Thursday, August 19, 2010

Chega de saudade

Há jogadores que valem o seu peso em ouro. César Peixoto vale o seu peso noutra substância. Sim, em merda. Cada precioso graminha.
Ah!... Vocês não imaginam as saudades que eu tinha de escrever um texto a enfiar os dedos escarafunchantes nas feridas do Grande Benfica. A época passada foi um tédio: tudo me encantava, era uma beleza de futebol, ganhávamos a toda a gente… Saíamos da Luz após um 4 a 0, encolhíamos os ombros e dizíamos uns aos outros “ah pá, caga nisso… para a semana corre melhor”. Esta situação não só cria maus hábitos como estabelece inibições e retira a inspiração literária. O mau, o negativo, a falha, o erro, a queda, a lama no rosto: é aí que a inspiração nasce. É na poça viscosa e húmida que germinam as grandes ideias sobre o mundo da bola. Não é no palanque onde se recebem as medalhas de ouro – se tudo tivesse estado sempre bem, ainda hoje jogávamos em WM. E, se calhar, até nem era mal pensado, já que não temos alas.
Voltemos ao busílis – não é o pobre do Peixoto, aquilo foi apenas uma rentrée de pé em riste: qualquer adepto de qualquer clube do mundo pode fazer grandes e vaidosos textos, cheios de brilho e de humor, acerca das suas vitórias e conquistas. De qualquer clube do mundo que não o Benfica, como é evidente. Um benfiquista orgulhoso é, em tripeiro, “um caralho dum filhadaputa arrogante com uma espéce de rabanete enfiado na peida”; em campograndês, “um tipo insuportável”. Isto é uma situação chata. Um benfiquista só é um gajo porreiro quando perde e, mais ainda, quando tem poder de encaixe para as suas derrotas (por mais imerecidas e manipuladas que, escutada, alegada e apenas supostamente, possam ser). Portanto, um benfiquista vencedor é um benfiquista a quem é concedido um único direito na civilização: o de se remeter ao silêncio, cabisbaixo como se merecesse uma descompostura por causa disso, de ganhar – onde é que já se viu? Um benfiquista ganhar, esta agora…

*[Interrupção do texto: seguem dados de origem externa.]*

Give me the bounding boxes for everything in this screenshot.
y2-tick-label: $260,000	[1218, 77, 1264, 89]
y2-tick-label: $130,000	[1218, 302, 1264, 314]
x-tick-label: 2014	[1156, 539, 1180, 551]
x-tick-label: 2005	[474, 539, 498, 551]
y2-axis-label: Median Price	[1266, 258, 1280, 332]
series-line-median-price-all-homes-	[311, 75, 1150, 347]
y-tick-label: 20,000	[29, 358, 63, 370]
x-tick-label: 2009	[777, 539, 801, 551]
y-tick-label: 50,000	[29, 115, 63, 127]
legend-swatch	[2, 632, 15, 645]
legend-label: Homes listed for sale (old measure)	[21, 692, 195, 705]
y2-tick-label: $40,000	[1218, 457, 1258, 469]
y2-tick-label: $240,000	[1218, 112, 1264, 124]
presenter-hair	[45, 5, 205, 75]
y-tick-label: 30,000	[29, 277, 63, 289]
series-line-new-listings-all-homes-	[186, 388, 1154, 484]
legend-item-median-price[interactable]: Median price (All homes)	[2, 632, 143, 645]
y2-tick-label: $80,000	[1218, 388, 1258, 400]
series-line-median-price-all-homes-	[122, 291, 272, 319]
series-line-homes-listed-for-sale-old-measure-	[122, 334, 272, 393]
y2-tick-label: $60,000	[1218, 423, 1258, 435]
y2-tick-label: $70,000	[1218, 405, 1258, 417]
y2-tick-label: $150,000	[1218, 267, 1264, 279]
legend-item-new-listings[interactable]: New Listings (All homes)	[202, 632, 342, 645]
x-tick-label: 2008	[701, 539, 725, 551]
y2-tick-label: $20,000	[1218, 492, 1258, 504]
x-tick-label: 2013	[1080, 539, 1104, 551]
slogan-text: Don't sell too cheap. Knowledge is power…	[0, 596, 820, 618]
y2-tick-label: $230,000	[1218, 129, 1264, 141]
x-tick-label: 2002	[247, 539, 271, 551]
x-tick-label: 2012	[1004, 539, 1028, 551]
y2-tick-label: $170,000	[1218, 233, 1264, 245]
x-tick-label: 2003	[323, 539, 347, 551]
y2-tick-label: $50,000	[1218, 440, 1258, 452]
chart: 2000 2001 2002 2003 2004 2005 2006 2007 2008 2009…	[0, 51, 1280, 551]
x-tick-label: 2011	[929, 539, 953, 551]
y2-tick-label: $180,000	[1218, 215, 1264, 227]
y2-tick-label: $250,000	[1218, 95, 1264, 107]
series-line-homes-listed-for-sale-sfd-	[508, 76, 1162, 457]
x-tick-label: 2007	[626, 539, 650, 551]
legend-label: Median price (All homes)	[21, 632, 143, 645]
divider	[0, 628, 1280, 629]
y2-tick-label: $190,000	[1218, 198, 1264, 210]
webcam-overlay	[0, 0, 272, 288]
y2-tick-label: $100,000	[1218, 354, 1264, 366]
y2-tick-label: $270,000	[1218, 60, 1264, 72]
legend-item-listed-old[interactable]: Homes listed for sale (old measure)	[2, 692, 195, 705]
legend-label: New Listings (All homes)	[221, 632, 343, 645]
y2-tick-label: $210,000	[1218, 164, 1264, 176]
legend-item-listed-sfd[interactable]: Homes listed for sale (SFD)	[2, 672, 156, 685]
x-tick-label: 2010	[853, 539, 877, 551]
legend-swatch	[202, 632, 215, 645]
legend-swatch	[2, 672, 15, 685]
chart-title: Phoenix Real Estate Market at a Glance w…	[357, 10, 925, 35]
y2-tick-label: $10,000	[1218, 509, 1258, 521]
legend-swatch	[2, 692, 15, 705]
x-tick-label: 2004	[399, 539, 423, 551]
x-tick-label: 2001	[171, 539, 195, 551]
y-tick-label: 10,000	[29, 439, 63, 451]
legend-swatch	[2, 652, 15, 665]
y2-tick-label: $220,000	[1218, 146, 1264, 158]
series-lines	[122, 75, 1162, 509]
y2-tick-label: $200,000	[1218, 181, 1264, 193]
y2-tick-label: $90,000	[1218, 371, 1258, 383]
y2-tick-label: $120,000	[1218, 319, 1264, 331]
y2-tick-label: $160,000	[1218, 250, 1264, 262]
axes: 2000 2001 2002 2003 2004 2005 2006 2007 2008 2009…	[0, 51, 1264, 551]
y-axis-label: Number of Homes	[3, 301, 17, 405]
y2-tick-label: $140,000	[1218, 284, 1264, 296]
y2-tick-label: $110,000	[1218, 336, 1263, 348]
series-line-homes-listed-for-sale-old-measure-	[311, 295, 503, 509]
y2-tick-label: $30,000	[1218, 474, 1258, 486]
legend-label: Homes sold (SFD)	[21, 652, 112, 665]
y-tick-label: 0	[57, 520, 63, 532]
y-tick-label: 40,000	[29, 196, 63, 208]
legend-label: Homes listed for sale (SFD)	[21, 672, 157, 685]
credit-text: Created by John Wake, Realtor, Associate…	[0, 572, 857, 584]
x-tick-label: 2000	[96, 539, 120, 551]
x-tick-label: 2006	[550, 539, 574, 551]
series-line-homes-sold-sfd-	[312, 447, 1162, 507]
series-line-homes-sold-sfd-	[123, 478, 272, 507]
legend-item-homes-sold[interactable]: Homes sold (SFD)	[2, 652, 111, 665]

Ora, eu sou muito benfiquista, sim senhor, e quase nada me dá mais prazer do que ganhar. Mas não me lixem, ficar um ano em silêncio é uma coisa que me custa. Portanto, e antes que o Jesus descubra como pôr aquela gente a golear de novo, vou aqui aproveitar esta pequena clareira de derrotas. Vou criticar as opções tácticas, claro está; e as técnicas; e o Roberto, que, usando a currência do Peixoto, vale metade do seu próprio peso.
Que bem que isto me sabe. Desde Setembro passado que não escrevia assim, tão leve.
Ora, a táctica. Há aqui certos detalhes que importa relembrar ao Jorge Jesus. Como diria Freitas Lobo, a táctica não é uma fórmula; é uma conjuntura, um sistema de posicionamentos, gestos e atitudes que, dispostos de determinada forma, à partida, permitem que uma equipa desenvolva o seu jogo (ou evite ou contorne o do adversário). Ora, o jogo da bola envolve muitos elementos, onze dos quais altamente voláteis, uma vez que são humanos; outros 11 que são esquivos, mentirosos, repugnantes, falsos como Judas!, uns assassinos e, algumas vezes, desumanos; mais três que são pagos pelo lado negro da humanidade; e a bola que, conforme o vento ou a chuva, o sol, o frio ou o calor, rola ora assim, ora assado, esvoaça mais para aqui ou mais para ali, escorrega desta mão ou das duas do Roberto. O que eu queria dizer ao Jorge Jesus é que a táctica do 4-4-2 não é melhor nem pior do que a do 4-3-3 de uma forma absoluta. Contudo, tendo em conta a actual conjuntura, há que identificar e analisar as pessoas de que dispõe o alourado mister. Depois disso, optar pelos jogadores que permitam à equipa uma maior robustez. Depois disso, adaptar o esquema táctico, o desenho de jogo, a estratégia (chamem-lhe o que quiserem) aos onze que subirem ao relvado. E, não menos importante: antes de tudo isso, pintar o cabelo de grisalho e meter outro gajo à baliza. O ano passado deu sorte.